State ex rel. Ervien v. Budd

25 N.M. 313 | N.M. | 1919

OPINION OF THE COURT.

RAYNOLDS, J.

The prayer of the complaint in this case asks for an order on the defendant to “show cause why a writ of injunction should not issue enjoining said defendant from further occupancy of the land in question and further use and grazing thereof and from further inclosing the same, and also why he should not abate the inclosure of wire and posts now surrounding said land, and why he should not be required to give peace, ful possession of said land'to the plaintiff, and that on his failure to show cause why he should- not do the several things recited he be perpetually ekjoined from doing them, or any of them, and that he be declared a trespasser and directed to vacate said land.”

In the main body of the complaint it is alleged that the defendant is in possession, has inclosed the land, refuses to vacate, and is using the land without plaintiff’s permission or consent. Plaintiff claims to be the owner or entitled to the possession. Inadequacy of the remedy at law by ejectment or by forcible entry and detainer, or by the statutory remedy of trespass and waste under section 5226, Code 1915, is not alleged, nor is any ground for the equitable remedy of injunction based upon the inadequacy of the remedies at law, such as insolvency of the defendant, continuing trespass, fraud in obtaining possession, or the like, alleged in the complaint. A demurrer was interposed to this complaint on the ground, among others, that it failed to state facts constituting a cause of action. The demurrer was overruled, and, the defendant failing to plead further, judgment was entered against him, and the injunction issued. From the overruling of the demurrer and entering judgment in plaintiff’s favor, which action is assigned as error, defendant appealed to this court.

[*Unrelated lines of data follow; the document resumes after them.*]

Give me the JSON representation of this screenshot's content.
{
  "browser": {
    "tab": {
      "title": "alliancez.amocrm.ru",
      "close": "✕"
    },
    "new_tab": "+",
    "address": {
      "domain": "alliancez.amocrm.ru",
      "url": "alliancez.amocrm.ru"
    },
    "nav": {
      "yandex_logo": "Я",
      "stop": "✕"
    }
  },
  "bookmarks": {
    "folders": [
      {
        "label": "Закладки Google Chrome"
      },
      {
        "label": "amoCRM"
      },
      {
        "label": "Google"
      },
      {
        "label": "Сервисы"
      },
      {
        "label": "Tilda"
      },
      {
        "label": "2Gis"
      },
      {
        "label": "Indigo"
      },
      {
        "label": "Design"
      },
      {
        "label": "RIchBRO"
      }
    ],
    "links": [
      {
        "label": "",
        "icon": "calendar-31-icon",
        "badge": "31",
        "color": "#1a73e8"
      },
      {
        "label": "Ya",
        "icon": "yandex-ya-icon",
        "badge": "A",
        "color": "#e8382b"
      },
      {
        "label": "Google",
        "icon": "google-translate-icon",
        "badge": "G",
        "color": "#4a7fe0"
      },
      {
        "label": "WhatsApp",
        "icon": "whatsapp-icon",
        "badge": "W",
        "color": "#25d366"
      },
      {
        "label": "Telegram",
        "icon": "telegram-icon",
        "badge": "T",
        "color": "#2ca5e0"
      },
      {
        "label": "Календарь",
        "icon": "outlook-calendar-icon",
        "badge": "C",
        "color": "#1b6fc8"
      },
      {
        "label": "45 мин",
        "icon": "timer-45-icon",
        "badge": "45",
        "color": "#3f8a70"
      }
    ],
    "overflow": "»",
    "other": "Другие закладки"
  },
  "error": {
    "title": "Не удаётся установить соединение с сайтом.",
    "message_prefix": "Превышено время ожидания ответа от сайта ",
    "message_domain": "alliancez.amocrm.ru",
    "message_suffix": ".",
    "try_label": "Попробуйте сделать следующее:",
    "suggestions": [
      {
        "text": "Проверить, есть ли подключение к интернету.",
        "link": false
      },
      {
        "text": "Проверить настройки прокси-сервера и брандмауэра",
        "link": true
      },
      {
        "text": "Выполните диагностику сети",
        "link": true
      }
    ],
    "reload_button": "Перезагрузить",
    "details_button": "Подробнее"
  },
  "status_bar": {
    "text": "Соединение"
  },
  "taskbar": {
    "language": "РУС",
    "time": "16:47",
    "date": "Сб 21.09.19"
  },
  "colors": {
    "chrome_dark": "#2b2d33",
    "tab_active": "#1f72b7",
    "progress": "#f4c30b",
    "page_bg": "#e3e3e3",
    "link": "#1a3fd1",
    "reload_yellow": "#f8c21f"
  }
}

The plaintiff evidently seeks to substitute the remedy by injunction for the action in ejectment or the action in forcible entry and detainer. It is only necessary to cite a few well-known authorities to show that this cannot be done.

“An injunction will not be granted where the remedy at law for the injury complained of is full, adequate, and complete.” 16 A. & E. Ency. (2d Ed.) p. 352, and cases cited.
“Where there is a choice between the ordinary process at law and the extraordinary remedy by injunction and the legal remedy is sufficient, an injunction will not be granted.” Injunctions, 14 R. C. L. par. 44.
“It is a rule of almost universal application that an injunction will not issue to take property out of the possession of one party and put it in the possession of another.” Injunctions, 16 A. & E. Ency. (2d Ed.) p. 364, and cases cited.

See, also, Laswell v. Kitt, 11 N. M. 459, 70 Pac. 561.

For the above reasons it is apparent that the lower court erred in overruling the demurrer and in granting the relief prayed for in the complaint. The judgment is therefore reversed, with instructions to sustain the demurrer and dismiss the complaint; and it is so ordered.

Parker, C. J., and Roberts, J., concur.